(This is a soft question) Recently I'm learning Principal Component Analysis, and it appears to have a lot of issues:
- You have to transform the data to roughly the same scale before applying PCA, but how the feature scaling should be performed is unspecified. Standardization? Scaling to unit length? Log-transformation? Box-Cox transformation? I believe all of them somehow works, but they answer different questions, and it's nontrivial to figure out the transformation given a problem.
- To perform PCA, eigenvalues and eigenvectors must be computed, but the signs of eigenvectors are undetermined. At first sight, SVD could be a good solution, as it gives the same result across different implementations. However, as I understand it, the result of SVD is merely an arbitrary but reproducible choice of eigenvectors.
- Principal components are linear combinations of variables, but do they make sense? I mean, you cannot add a monkey's body temperature to ten times its tail length, because they are of different units. (Speaking of the unit, which unit system should you use is another aspect of my first point)
- When trying to interpret the principal components, should you inspect the loading (coefficient) of the $i$th principal component $y_i$ on the $j$th element $X_j$, or their correlation $\text{corr}(y_i, X_j)$? Rencher (1992) recommends only looking at the coefficients, but as far as I know, there is no consensus on this issue.

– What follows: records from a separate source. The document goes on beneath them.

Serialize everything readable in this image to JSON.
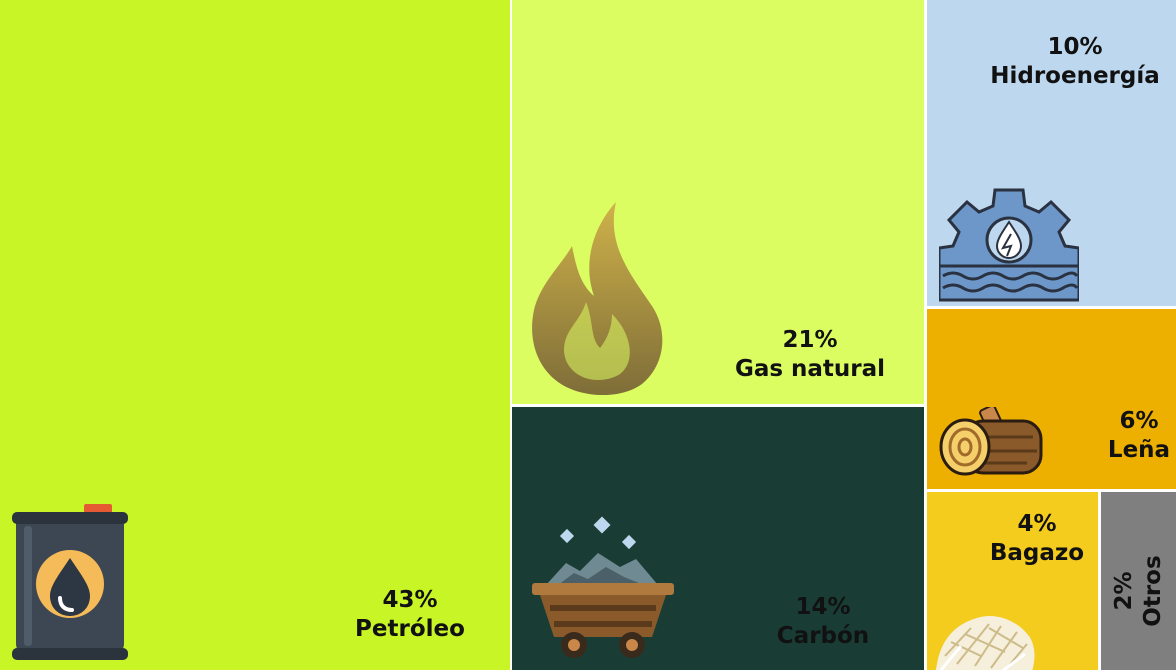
{
  "chart_data": {
    "type": "treemap",
    "items": [
      {
        "pct": "43%",
        "name": "Petróleo",
        "value": 43,
        "color": "#c8f525",
        "text_color": "#111111",
        "icon": "oil-barrel-icon"
      },
      {
        "pct": "21%",
        "name": "Gas natural",
        "value": 21,
        "color": "#dcfd62",
        "text_color": "#111111",
        "icon": "flame-icon"
      },
      {
        "pct": "14%",
        "name": "Carbón",
        "value": 14,
        "color": "#193d34",
        "text_color": "#111111",
        "icon": "coal-cart-icon"
      },
      {
        "pct": "10%",
        "name": "Hidroenergía",
        "value": 10,
        "color": "#bdd8ee",
        "text_color": "#111111",
        "icon": "hydro-gear-icon"
      },
      {
        "pct": "6%",
        "name": "Leña",
        "value": 6,
        "color": "#eeb000",
        "text_color": "#111111",
        "icon": "log-icon"
      },
      {
        "pct": "4%",
        "name": "Bagazo",
        "value": 4,
        "color": "#f3cc1e",
        "text_color": "#111111",
        "icon": "bagasse-icon"
      },
      {
        "pct": "2%",
        "name": "Otros",
        "value": 2,
        "color": "#7f7f7f",
        "text_color": "#111111",
        "icon": ""
      }
    ]
  }
}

To sum up, PCA is a statistical (or arguably mathematical) method that looks quite immature to me, as it introduces numerous subjectivity and bias in throughtout the process. Nonetheless, it remains one of the most widely-used multivariate analysis methods. Why is it? How do people overcome the problems I have raised? Are they even aware of them?
References:
Rencher, A. C. “Interpretation of Canonical Discriminant Functions, Canonical Variates and Principal Components.” The American Statistician, 46 (1992), 217–225.